# Machine Learning

## Learning Objectives
- Understand the basic concepts of supervised and unsupervised machine learning, how this differs from modeling for interpretation (which they are most likely more familiar with), and how it can be used for policy applications.
- Use ML packages in Python to bring in individual-level data combined across multiple sources; determine and generate appropriate features, outcome variables, evaluation methods and training/test splits; identify a best model and conduct error analysis and provide interpretation within context.




In [1]:
import numpy
import pandas
import statsmodels
import sklearn

### The Machine Learning Process

- **Understand the problem and goal. This sounds obvious but is often nontrivial.** Problems typically start as vague 
descriptions of a goal - improving health outcomes, increasing graduation rates, understanding the effect of a 
variable *X* on an outcome *Y*, etc. It is really important to work with people who understand the domain being
studied to dig deeper and define the problem more concretely. What is the analytical formulation of the metric 
that you are trying to optimize?
- **Formulate it as a machine learning problem.** Is it a classification problem or a regression problem? Is the 
goal to build a model that generates a ranked list prioritized by risk, or is it to detect anomalies as new data 
come in? Knowing what kinds of tasks machine learning can solve will allow you to map the problem you are working on
to one or more machine learning settings and give you access to a suite of methods.
- **Data exploration and preparation.** Next, you need to carefully explore the data you have. What additional data
do you need or have access to? What variable will you use to match records for integrating different data sources?
What variables exist in the data set? Are they continuous or categorical? What about missing values? Can you use the 
variables in their original form, or do you need to alter them in some way?
- **Feature engineering.** In machine learning language, what you might know as independent variables or predictors 
or factors or covariates are called "features." Creating good features is probably the most important step in the 
machine learning process. This involves doing transformations, creating interaction terms, or aggregating over data
points or over time and space.
- **Method selection.** Having formulated the problem and created your features, you now have a suite of methods to
choose from. It would be great if there were a single method that always worked best for a specific type of problem, 
but that would make things too easy.

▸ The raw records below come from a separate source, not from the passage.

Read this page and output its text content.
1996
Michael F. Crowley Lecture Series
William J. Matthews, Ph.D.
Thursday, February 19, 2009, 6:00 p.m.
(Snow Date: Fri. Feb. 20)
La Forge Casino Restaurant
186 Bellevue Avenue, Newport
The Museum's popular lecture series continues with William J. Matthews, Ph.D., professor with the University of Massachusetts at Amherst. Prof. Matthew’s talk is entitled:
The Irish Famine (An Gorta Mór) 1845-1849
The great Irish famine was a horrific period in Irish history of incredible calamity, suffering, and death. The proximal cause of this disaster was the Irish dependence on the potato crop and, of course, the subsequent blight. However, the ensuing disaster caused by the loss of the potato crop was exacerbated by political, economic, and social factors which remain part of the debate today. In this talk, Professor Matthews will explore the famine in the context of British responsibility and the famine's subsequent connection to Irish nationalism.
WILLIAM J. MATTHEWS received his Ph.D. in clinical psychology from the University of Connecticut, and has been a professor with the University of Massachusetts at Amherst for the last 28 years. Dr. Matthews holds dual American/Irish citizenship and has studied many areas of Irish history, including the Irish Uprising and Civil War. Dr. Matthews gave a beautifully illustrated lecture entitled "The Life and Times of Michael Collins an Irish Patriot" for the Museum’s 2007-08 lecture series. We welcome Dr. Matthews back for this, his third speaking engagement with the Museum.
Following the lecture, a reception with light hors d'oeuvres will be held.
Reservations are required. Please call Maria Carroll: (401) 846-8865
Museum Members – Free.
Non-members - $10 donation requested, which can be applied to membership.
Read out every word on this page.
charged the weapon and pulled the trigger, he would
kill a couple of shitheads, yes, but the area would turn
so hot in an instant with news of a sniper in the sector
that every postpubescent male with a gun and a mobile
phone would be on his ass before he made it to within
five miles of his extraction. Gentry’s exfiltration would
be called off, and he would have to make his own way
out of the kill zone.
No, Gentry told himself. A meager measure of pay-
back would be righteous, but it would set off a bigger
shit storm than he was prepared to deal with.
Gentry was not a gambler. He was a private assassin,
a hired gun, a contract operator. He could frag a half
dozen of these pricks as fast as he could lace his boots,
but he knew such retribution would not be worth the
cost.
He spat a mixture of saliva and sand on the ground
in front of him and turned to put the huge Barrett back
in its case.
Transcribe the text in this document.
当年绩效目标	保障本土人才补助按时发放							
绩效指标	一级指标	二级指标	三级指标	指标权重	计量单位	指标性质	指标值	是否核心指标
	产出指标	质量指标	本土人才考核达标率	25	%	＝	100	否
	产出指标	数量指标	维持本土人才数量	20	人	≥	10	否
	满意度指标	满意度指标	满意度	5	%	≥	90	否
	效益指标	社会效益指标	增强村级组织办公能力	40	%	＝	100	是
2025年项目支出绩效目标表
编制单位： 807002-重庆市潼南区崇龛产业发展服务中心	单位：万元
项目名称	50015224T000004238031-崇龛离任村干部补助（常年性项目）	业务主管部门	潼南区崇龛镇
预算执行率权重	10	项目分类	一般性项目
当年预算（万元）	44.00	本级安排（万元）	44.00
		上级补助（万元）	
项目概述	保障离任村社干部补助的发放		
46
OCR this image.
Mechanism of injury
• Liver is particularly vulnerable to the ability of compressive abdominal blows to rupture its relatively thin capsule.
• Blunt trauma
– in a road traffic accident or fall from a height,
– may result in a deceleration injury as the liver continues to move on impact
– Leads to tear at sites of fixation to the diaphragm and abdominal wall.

Typically, in machine learning, you take a collection 
- **Evaluation.** As you build a large number of possible models, you need a way to select the model that is the 
best. This part of the chapter will cover the validation methodology to first validate models on historical data
as well as discuss a variety of evaluation metrics. The next step is to validate using a field trial or experiment.
- **Deployment.** Once you have selected the best model and validated it using historical data as well as a field
trial, you are ready to put the model into practice. You still have to keep in mind that new data will be coming in,
and the model might change over time.